ABA and state bankers associations in April urged lawmakers to include ACRE in the reconciliation package, saying it would provide much-needed help to farmers, ranchers and rural communities facing an uncertain economic outlook.
Other ABA-backed priorities in the package include:
- A provision making permanent and enhancing the Section 199A pass-through deduction.
- Language to expand and extend the estate tax exemption, which would spare family-owned community banks and small businesses from the threat of having to liquidate or divest simply to generate liquidity to pay a tax bill.
- Language making permanent the preferential rates on global intangible low-taxed income (GILTI) and foreign-derived intangible income (FDII), and extending the current base-erosion and anti-abuse tax (BEAT) rates.
Despite strong ABA advocacy, the bill does not include any changes to the tax-exempt status of credit unions. House leaders hope to complete work on the reconciliation bill by the Memorial Day holiday. The Senate will also need to approve any final bill.
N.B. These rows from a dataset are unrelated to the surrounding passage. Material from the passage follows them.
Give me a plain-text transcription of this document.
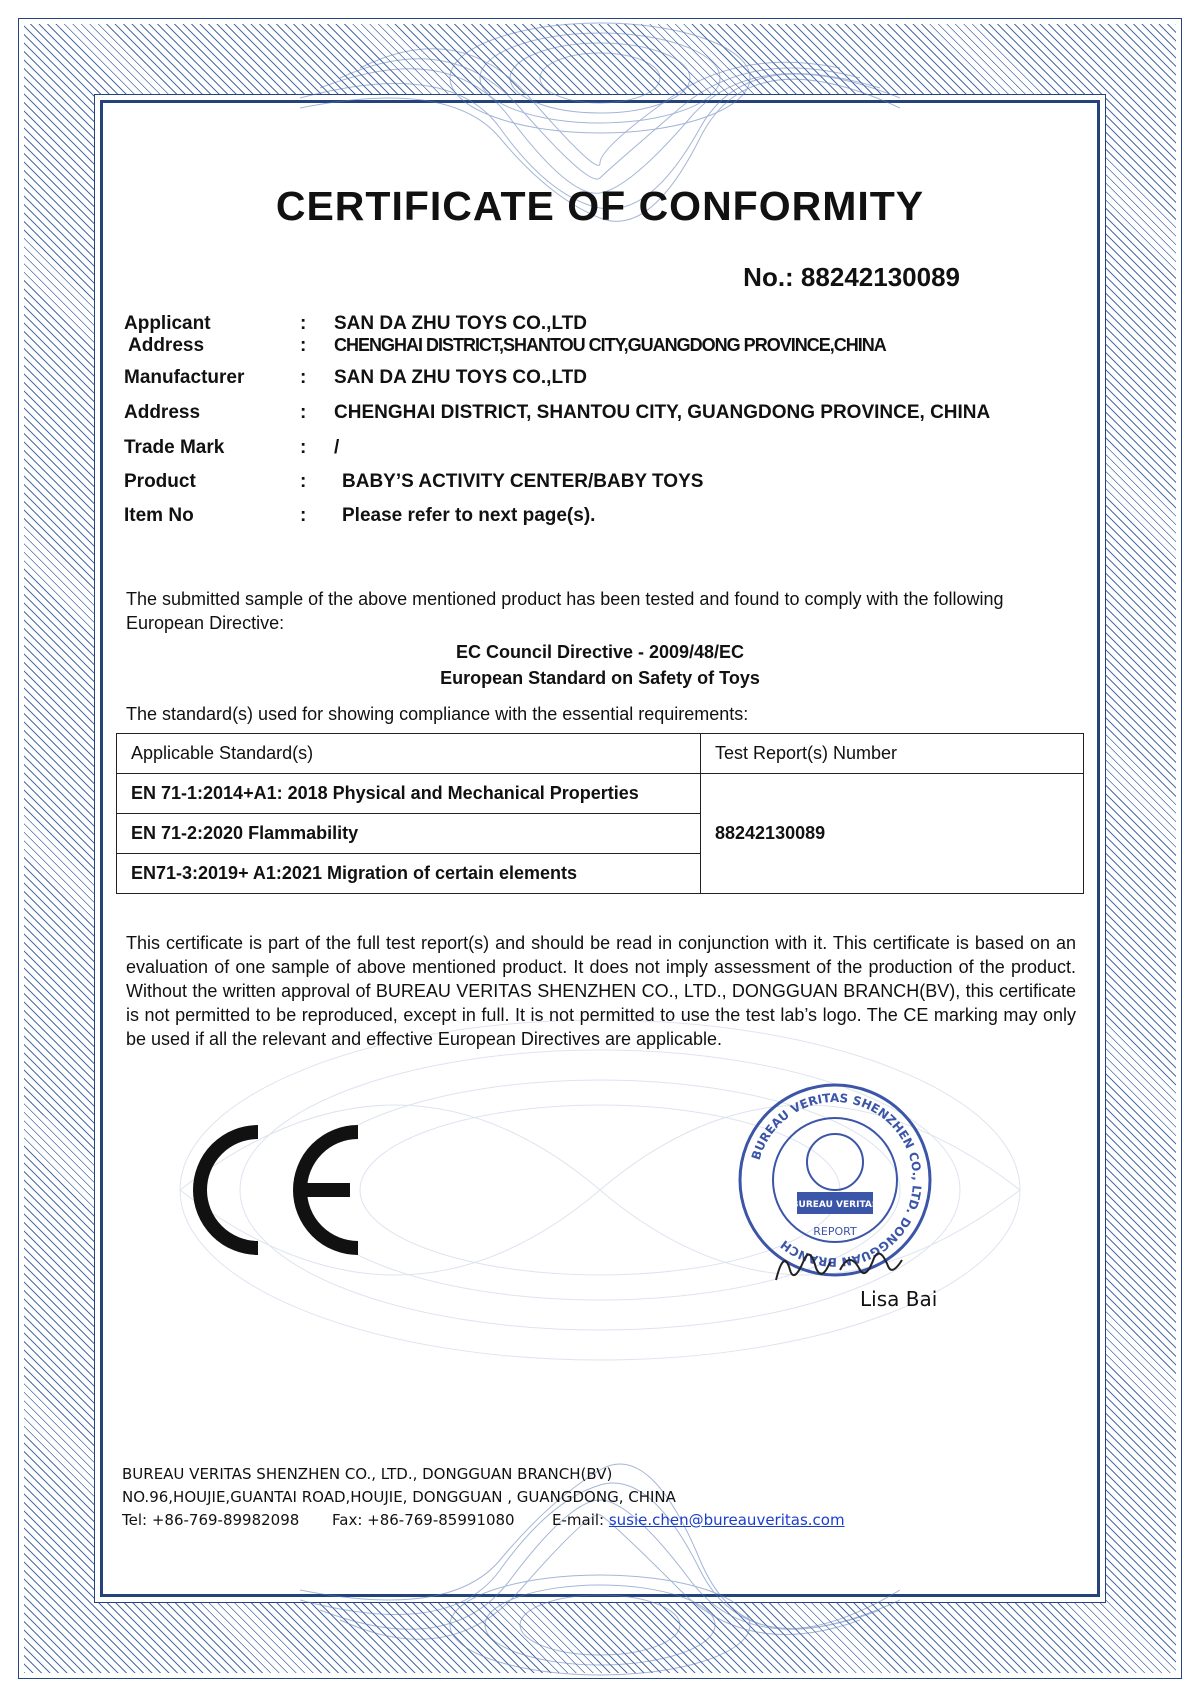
CERTIFICATE OF CONFORMITY
No.: 88242130089
Applicant	: SAN DA ZHU TOYS CO.,LTD
Address	: CHENGHAI DISTRICT,SHANTOU CITY,GUANGDONG PROVINCE,CHINA
Manufacturer	: SAN DA ZHU TOYS CO.,LTD
Address	: CHENGHAI DISTRICT, SHANTOU CITY, GUANGDONG PROVINCE, CHINA
Trade Mark	: /
Product	: BABY’S ACTIVITY CENTER/BABY TOYS
Item No	: Please refer to next page(s).
The submitted sample of the above mentioned product has been tested and found to comply with the following European Directive:
EC Council Directive - 2009/48/EC
European Standard on Safety of Toys
The standard(s) used for showing compliance with the essential requirements:
Applicable Standard(s)	Test Report(s) Number
EN 71-1:2014+A1: 2018 Physical and Mechanical Properties	88242130089
EN 71-2:2020 Flammability	
EN71-3:2019+ A1:2021 Migration of certain elements	
This certificate is part of the full test report(s) and should be read in conjunction with it. This certificate is based on an evaluation of one sample of above mentioned product. It does not imply assessment of the production of the product. Without the written approval of BUREAU VERITAS SHENZHEN CO., LTD., DONGGUAN BRANCH(BV), this certificate is not permitted to be reproduced, except in full. It is not permitted to use the test lab’s logo. The CE marking may only be used if all the relevant and effective European Directives are applicable.
BUREAU VERITAS SHENZHEN CO., LTD. DONGGUAN BRANCH
BUREAU VERITAS
REPORT
Lisa Bai
BUREAU VERITAS SHENZHEN CO., LTD., DONGGUAN BRANCH(BV)
NO.96,HOUJIE,GUANTAI ROAD,HOUJIE, DONGGUAN , GUANGDONG, CHINA
Tel: +86-769-89982098 Fax: +86-769-85991080 E-mail: susie.chen@bureauveritas.com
“We welcome House Republicans decision to include the ACRE Act and other ABA-supported tax code provisions in this important legislation. ACRE’s inclusion in particular is a win for farmers, ranchers and rural communities across this country,” said Kirsten Sutton, EVP for Congressional Relations and Legislative Affairs at ABA. “As the tax bill advances, we will continue to make the case for modifying the credit union industry’s tax treatment to align with its activities.”
Editor’s note: An earlier version of this article included a reference to new loans for rural residences that was inaccurate. That reference has been removed.